La renaissance de l’Europe à Davos semble une évidence

Le hasard fait que, le jour de l’élection de Donald Trump, nous étions en interview avec le «Menhir» au manoir de Montretout, dans la riche banlieue parisienne. À voir ce qui se passe ces jours du côté du WEF de Davos, où l’«America first» de Donald Trump a rameuté tout ce que les démocraties libérales européennes comptent de dirigeants, on ne peut que donner raison a posteriori au vétuste provocateur de l’extrême droite tricolore.

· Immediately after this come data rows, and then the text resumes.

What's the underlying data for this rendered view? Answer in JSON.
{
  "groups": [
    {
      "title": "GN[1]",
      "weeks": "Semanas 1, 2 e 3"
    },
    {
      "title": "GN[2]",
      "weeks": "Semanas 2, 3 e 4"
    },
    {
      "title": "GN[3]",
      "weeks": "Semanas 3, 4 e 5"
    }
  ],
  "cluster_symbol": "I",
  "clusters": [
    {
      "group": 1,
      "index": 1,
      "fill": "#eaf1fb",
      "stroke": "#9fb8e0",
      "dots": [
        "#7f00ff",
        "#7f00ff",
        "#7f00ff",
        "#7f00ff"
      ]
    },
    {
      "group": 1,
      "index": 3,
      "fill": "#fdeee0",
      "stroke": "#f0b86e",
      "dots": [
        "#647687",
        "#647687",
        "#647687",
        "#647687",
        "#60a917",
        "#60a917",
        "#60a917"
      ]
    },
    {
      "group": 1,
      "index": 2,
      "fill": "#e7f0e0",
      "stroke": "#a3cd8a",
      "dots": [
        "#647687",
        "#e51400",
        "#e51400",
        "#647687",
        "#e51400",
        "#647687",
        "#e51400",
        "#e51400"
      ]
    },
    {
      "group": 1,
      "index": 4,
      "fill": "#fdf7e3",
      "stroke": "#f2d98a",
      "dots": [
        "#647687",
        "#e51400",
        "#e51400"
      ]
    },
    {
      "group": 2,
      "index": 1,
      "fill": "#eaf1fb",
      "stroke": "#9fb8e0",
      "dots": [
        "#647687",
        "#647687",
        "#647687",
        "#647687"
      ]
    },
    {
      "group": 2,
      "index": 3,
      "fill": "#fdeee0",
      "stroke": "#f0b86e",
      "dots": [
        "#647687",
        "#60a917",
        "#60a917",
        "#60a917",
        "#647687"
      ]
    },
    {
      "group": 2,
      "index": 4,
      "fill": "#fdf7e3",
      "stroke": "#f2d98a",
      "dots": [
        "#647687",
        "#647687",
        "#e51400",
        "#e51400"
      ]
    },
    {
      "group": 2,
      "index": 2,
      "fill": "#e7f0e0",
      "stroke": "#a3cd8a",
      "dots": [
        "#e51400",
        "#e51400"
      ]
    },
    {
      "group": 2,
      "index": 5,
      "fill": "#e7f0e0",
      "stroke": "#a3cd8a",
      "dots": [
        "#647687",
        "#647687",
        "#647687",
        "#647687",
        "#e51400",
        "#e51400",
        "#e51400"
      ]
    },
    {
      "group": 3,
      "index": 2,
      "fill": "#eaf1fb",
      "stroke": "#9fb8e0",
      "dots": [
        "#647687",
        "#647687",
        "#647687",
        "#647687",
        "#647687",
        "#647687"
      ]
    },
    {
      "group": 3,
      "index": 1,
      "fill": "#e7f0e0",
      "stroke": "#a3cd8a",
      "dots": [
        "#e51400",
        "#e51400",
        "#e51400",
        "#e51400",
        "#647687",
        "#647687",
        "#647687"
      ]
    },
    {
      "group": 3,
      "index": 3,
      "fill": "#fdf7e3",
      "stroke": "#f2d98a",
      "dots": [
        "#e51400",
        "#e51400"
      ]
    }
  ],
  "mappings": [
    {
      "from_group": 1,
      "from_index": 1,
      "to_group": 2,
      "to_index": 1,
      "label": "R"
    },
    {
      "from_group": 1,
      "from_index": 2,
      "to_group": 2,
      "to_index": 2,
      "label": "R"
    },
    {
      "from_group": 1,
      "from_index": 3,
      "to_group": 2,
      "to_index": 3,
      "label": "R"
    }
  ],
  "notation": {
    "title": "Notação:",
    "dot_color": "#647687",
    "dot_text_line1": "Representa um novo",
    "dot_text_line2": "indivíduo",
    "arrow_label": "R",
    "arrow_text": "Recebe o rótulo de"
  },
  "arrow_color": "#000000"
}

On ne se prononce pas sur le coup de pied de l’âne adressé par l’anar de l’ultradroite à l’ex-président démocrate, mais la renaissance de l’Europe à Davos, Emmanuel Macron en tête et Angela Merkel arrivée dans les arrêts de jeu, semble une évidence.

Le président français a ainsi déroulé, mercredi après-midi, un discours brillant sur la forme et motivant sur le fond d’une vision d’une globalisation à visage humain. Trop habile pour tomber dans le piège de l’antitrumpisme primaire, il avance non pas en cherchant l’affrontement avec le président américain mais en se posant toujours en homme du recours, en alternative. Il ne condamne jamais – ce n’est pas son style –, il propose autre chose.

En l’occurrence, Emmanuel Macron a lancé l’idée d’un «nouveau contrat mondial» qui passerait par une refondation des institutions de gouvernance internationales. Celles qui avaient été mises en place, au sortir de la Seconde Guerre mondiale par les vainqueurs, dont il ne reste aujourd’hui plus que les États-Unis au rang de puissance. Car désormais les équilibres mondiaux ont évolué et la place centrale du pays de l’Oncle Sam a sans doute empêché de nombreux politiciens européens d’en prendre la mesure.

Angela Merkel n’a pas diagnostiqué autre chose mercredi à Davos. Impossible d’être plus explicite. «À présent que les États-Unis se concentrent sur eux-mêmes, nous devons prendre notre destin entre nos mains», a attaqué la chancelière allemande avec son art d’aller à l’essentiel. Elle parlait notamment de la nécessité de la création du Fonds européen de défense, car l’Europe «avait pris l’habitude de se reposer sur les États-Unis».

Cet unanimisme contre l’isolationnisme comme projet d’avenir a encore trouvé dans le premier ministre italien, Paolo Gentiloni, un porte-voix moins attendu. «S’il y a un vide à combler, l’Europe le comblera.» En Italie aussi, l’idée que l’Union européenne est certes à réformer mais qu’elle est avant tout un gage de stabilité et de protection pour ses membres progresse.

France, Allemagne, Italie: les trois plus grandes économies de l’UE (depuis le départ de la Grande-Bretagne) sont d’accord sur le but. Reste à trouver le chemin. Pas certain que Jean-Marie Le Pen ait envie d’être du voyage. Mais il avait raison: Donald Trump a sonné le réveil.